Innate immunity appears to be silent in acutely heptitis B virus (HBV)-infected chimpanzees, as shown by microarray analysis of intrahepatic gene expression. Whether this observation also applies to HBV pathogenesis in man remains undefined. The aim of this study was thus to characterise natural killer (NK) and CD56⁺ natural T (NT) cell responses early after human HBV infection and their relationship to the induction of adaptive immunity.

Two HBV-seronegative blood donors who became hepatitis B surface antigen (HBsAg) and HBV DNA positive but had persistently normal alanine aminotransferase (ALT) were followed from a very early stage of HBV infection. The phenotype (CD69 and NKG2D) and function (cytotoxicity and interferon γ (IFNγ) production) of NK and NT cells were analysed. CD4- and CD8-mediated responses were studied in parallel with overlapping peptides covering the entire HBV sequence by ex vivo intracellular cytokine staining (ICS) for IFNγ, interleukin 2 (IL2), IL4 and IL10, and by ex vivo Elispot for IFNγ. Healthy subjects, and patients with chronic and acute HBV infection were studied for comparison.

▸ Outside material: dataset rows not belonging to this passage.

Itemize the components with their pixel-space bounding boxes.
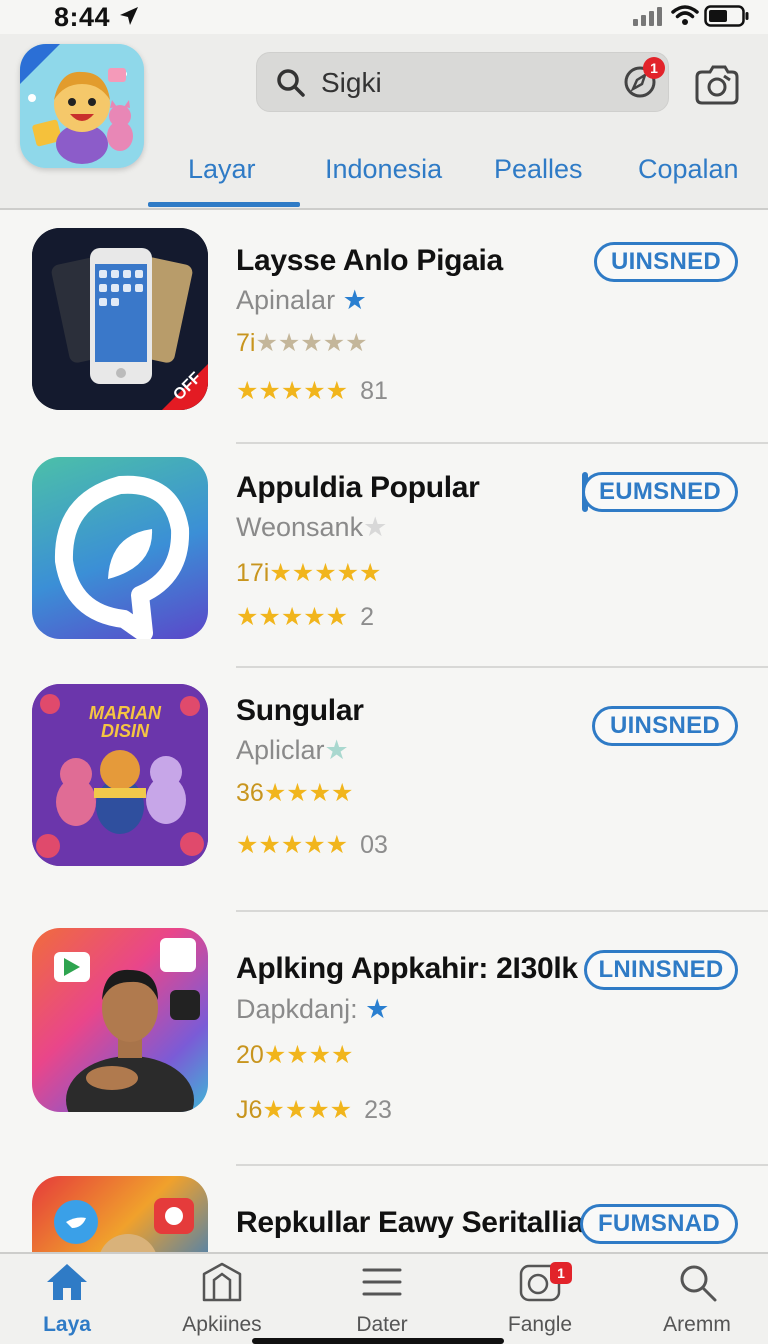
install-button[interactable]: FUMSNAD <box>580 1204 738 1244</box>
cellular-signal-icon <box>633 7 662 26</box>
app-subtitle-text: Dapkdanj: <box>236 994 358 1024</box>
person-photo-icon <box>54 938 200 1112</box>
notification-badge: 1 <box>643 57 665 79</box>
row-divider <box>236 910 768 912</box>
star-icon: ★ <box>365 994 390 1024</box>
tab-pealles[interactable]: Pealles <box>494 154 583 185</box>
install-button[interactable]: UINSNED <box>592 706 738 746</box>
home-icon <box>47 1264 87 1300</box>
rating-stars: ★★★★★ <box>236 603 349 631</box>
app-subtitle-text: Apliclar <box>236 735 325 765</box>
tabbar-label: Dater <box>356 1313 408 1336</box>
status-bar: 8:44 <box>0 0 768 34</box>
rating-line: ★★★★★ 03 <box>236 830 388 860</box>
app-subtitle: Dapkdanj: ★ <box>236 994 389 1025</box>
tabbar-label: Fangle <box>507 1313 573 1336</box>
rating-line: 17i★★★★★ <box>236 558 381 588</box>
active-tab-indicator <box>148 202 300 207</box>
rating-prefix: 20 <box>236 1041 264 1069</box>
rating-count: 2 <box>360 603 374 631</box>
star-icon: ★ <box>363 512 388 542</box>
apps-icon <box>202 1262 242 1302</box>
search-icon <box>277 69 305 97</box>
app-icon-cartoon-animals[interactable]: MARIAN DISIN <box>32 684 208 866</box>
app-icon-person[interactable] <box>32 928 208 1112</box>
star-icon: ★ <box>324 735 349 765</box>
app-subtitle-text: Apinalar <box>236 285 336 315</box>
tabbar-item-aremm[interactable]: Aremm <box>637 1254 757 1344</box>
list-icon <box>362 1268 402 1296</box>
app-subtitle: Apliclar★ <box>236 735 349 766</box>
tabbar-item-apkiines[interactable]: Apkiines <box>162 1254 282 1344</box>
app-icon-leaf[interactable] <box>32 457 208 639</box>
tabbar-label: Aremm <box>663 1313 731 1336</box>
install-button[interactable]: EUMSNED <box>582 472 738 512</box>
location-arrow-icon <box>120 7 138 25</box>
rating-count: 23 <box>364 1096 392 1124</box>
status-time: 8:44 <box>54 2 111 32</box>
wifi-icon <box>671 5 699 25</box>
search-bar[interactable]: Sigki 1 <box>256 52 669 112</box>
install-button[interactable]: UINSNED <box>594 242 738 282</box>
rating-count: 03 <box>360 831 388 859</box>
app-name[interactable]: Laysse Anlo Pigaia <box>236 244 503 278</box>
tabbar-item-laya[interactable]: Laya <box>7 1254 127 1344</box>
search-input[interactable]: Sigki <box>321 67 382 99</box>
app-name[interactable]: Appuldia Popular <box>236 471 480 505</box>
app-name[interactable]: Repkullar Eawy Seritallia: <box>236 1206 594 1240</box>
rating-line: ★★★★★ 2 <box>236 602 374 632</box>
rating-prefix: 17i <box>236 559 270 587</box>
tab-layar[interactable]: Layar <box>188 154 256 185</box>
app-subtitle-text: Weonsank <box>236 512 364 542</box>
rating-line: 7i★★★★★ <box>236 328 368 358</box>
leaf-logo-icon <box>54 475 190 639</box>
rating-stars: ★★★★ <box>263 779 354 807</box>
bottom-tab-bar: Laya Apkiines Dater 1 Fangle Aremm <box>0 1252 768 1344</box>
rating-stars: ★★★★★ <box>255 329 368 357</box>
install-button[interactable]: LNINSNED <box>584 950 738 990</box>
app-list: OFF Laysse Anlo Pigaia Apinalar ★ 7i★★★★… <box>0 210 768 1252</box>
app-name[interactable]: Aplking Appkahir: 2I30lk <box>236 952 578 986</box>
icon-title-text: MARIAN DISIN <box>89 703 161 741</box>
app-name-text: Aplking Appkahir: 2I30lk <box>236 952 578 985</box>
tabbar-item-fangle[interactable]: 1 Fangle <box>480 1254 600 1344</box>
home-indicator <box>252 1338 504 1344</box>
search-icon <box>680 1265 717 1302</box>
rating-stars: ★★★★★ <box>236 377 349 405</box>
rating-stars: ★★★★ <box>263 1041 354 1069</box>
social-collage-icon <box>54 1198 194 1252</box>
row-divider <box>236 1164 768 1166</box>
rating-prefix: J6 <box>236 1096 263 1124</box>
row-divider <box>236 442 768 444</box>
rating-prefix: 7i <box>236 329 256 357</box>
row-divider <box>236 666 768 668</box>
rating-stars: ★★★★ <box>262 1096 353 1124</box>
app-icon-phones[interactable]: OFF <box>32 228 208 410</box>
app-icon-social[interactable] <box>32 1176 208 1252</box>
rating-line: ★★★★★ 81 <box>236 376 388 406</box>
cartoon-logo-icon <box>20 44 144 168</box>
rating-count: 81 <box>360 377 388 405</box>
category-tabs: Layar Indonesia Pealles Copalan <box>148 152 768 210</box>
camera-icon[interactable] <box>694 64 740 106</box>
store-header: Sigki 1 Layar Indonesia Pealles Copalan <box>0 34 768 210</box>
rating-stars: ★★★★★ <box>236 831 349 859</box>
rating-line: 36★★★★ <box>236 778 353 808</box>
app-subtitle: Weonsank★ <box>236 512 387 543</box>
rating-line: 20★★★★ <box>236 1040 353 1070</box>
tabbar-badge: 1 <box>550 1262 572 1284</box>
tabbar-label: Laya <box>43 1313 91 1336</box>
star-icon: ★ <box>342 285 367 315</box>
rating-line: J6★★★★ 23 <box>236 1095 392 1125</box>
battery-icon <box>704 5 749 27</box>
rating-prefix: 36 <box>236 779 264 807</box>
tabbar-item-dater[interactable]: Dater <box>322 1254 442 1344</box>
rating-stars: ★★★★★ <box>269 559 382 587</box>
app-subtitle: Apinalar ★ <box>236 285 367 316</box>
tab-indonesia[interactable]: Indonesia <box>325 154 442 185</box>
store-logo[interactable] <box>20 44 144 168</box>
app-name[interactable]: Sungular <box>236 694 364 728</box>
tabbar-label: Apkiines <box>182 1313 262 1336</box>
tab-copalan[interactable]: Copalan <box>638 154 739 185</box>
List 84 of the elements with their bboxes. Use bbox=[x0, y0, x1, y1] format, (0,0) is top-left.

An early induction of both innate and adaptive responses was observed. NK and NT cells showed faster kinetics than HBV-specific T cells with an earlier peak of activity, while CD4⁺ and CD8⁺ cell responses were mounted with a similar profile, with higher frequencies of IFNγ-producing CD8⁺ cells at the peak of the response.

The innate immune system is able to sense HBV infection, as shown by the early development of NK and NT cell responses, which probably contribute to contain the HBV infection and to allow timely induction of adaptive responses.